Arsenal CEO and former Major League Soccer executive Ivan Gazidis has publicly stated his club’s intent to spend money in January. When that transfer window opens, Arsenal won’t be the only ones. How they do in that competition is also an open – and uncomfortable – question. First on the bus for Financial Fair Play and stressing a business plan while other clubs continued with European soccer business as usual creates an unfair disadvantage. Critics turn on Arsenal for putting business first, but that’s the whole point of UEFA’s attempt at redefining what success means in European soccer. It’s the balance sheet and the playing field, or at least that’s what we expect from the full implementation of Financial Fair Play.

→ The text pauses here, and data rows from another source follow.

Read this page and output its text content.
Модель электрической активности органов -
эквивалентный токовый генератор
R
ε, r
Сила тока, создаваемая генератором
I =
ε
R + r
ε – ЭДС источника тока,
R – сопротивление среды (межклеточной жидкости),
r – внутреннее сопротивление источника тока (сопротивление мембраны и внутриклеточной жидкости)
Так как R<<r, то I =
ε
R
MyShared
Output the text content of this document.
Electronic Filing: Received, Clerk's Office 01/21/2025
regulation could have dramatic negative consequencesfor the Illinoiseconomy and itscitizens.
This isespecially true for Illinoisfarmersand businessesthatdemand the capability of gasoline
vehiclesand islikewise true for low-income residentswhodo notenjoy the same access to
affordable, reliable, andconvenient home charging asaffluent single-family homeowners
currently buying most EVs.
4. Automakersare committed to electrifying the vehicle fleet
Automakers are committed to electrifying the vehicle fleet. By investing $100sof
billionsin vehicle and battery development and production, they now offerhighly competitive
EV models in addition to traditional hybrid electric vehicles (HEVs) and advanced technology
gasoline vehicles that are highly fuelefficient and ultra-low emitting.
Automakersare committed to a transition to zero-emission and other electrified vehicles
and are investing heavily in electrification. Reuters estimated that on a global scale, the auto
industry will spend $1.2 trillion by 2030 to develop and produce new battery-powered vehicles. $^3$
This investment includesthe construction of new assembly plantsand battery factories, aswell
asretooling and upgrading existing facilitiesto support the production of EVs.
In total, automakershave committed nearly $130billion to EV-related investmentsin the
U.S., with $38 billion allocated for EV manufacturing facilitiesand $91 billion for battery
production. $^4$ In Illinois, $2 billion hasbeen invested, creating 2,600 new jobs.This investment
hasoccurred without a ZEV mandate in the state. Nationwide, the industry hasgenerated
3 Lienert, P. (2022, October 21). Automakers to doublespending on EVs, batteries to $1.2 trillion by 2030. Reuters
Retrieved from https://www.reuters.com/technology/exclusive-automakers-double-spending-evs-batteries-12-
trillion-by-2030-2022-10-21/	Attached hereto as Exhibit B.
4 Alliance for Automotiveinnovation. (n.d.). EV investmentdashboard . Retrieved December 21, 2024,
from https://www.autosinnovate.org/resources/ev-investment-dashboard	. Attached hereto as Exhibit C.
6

That lofty goal probably doesn’t mean as much to the Arsenal faithful when a Monday away date against Reading is suddenly a prestige fixture drawing far more attention than a last-place team should deserve. Yes, we all know Arsenal are outside of the European spots in 8th-place. And? It still stretches credulity to make this game the one that defines Arsenal. Again, changes are expected but right now might be too soon when we’re talking about coaching and front office upheavals.
We’re not talking about that Premier League club from another part of London that makes wholesale changes whenever they’re not doing quite as well as expected. Arsenal isn’t like that, not now and not at any point since they dropped Woolwich from their name. There’s a reason this is the club most associated with the English establishment. They’re the capital city’s team that responds to current events through a history that stresses deliberate action only after intense scrutiny. In other words, this isn’t and never was the team of the quick fix. Arsenal doesn’t work that way.
So what should we expect tomorrow? Arsenal as we know them, regardless of what the pressure gauge might read.
Corner Rating: (with 1 Arsenal responding to another disappointing game by fundamentally altering their club through dramatic changes and 11 business as usual) 8.
Last Week’s Corner: We talked about a reshuffling of the Premier League contenders, and we’re seeing week-to-week evidence of that happening. Our rating pushes itself up to a 7.5. Cautious, to be sure, but optimistic.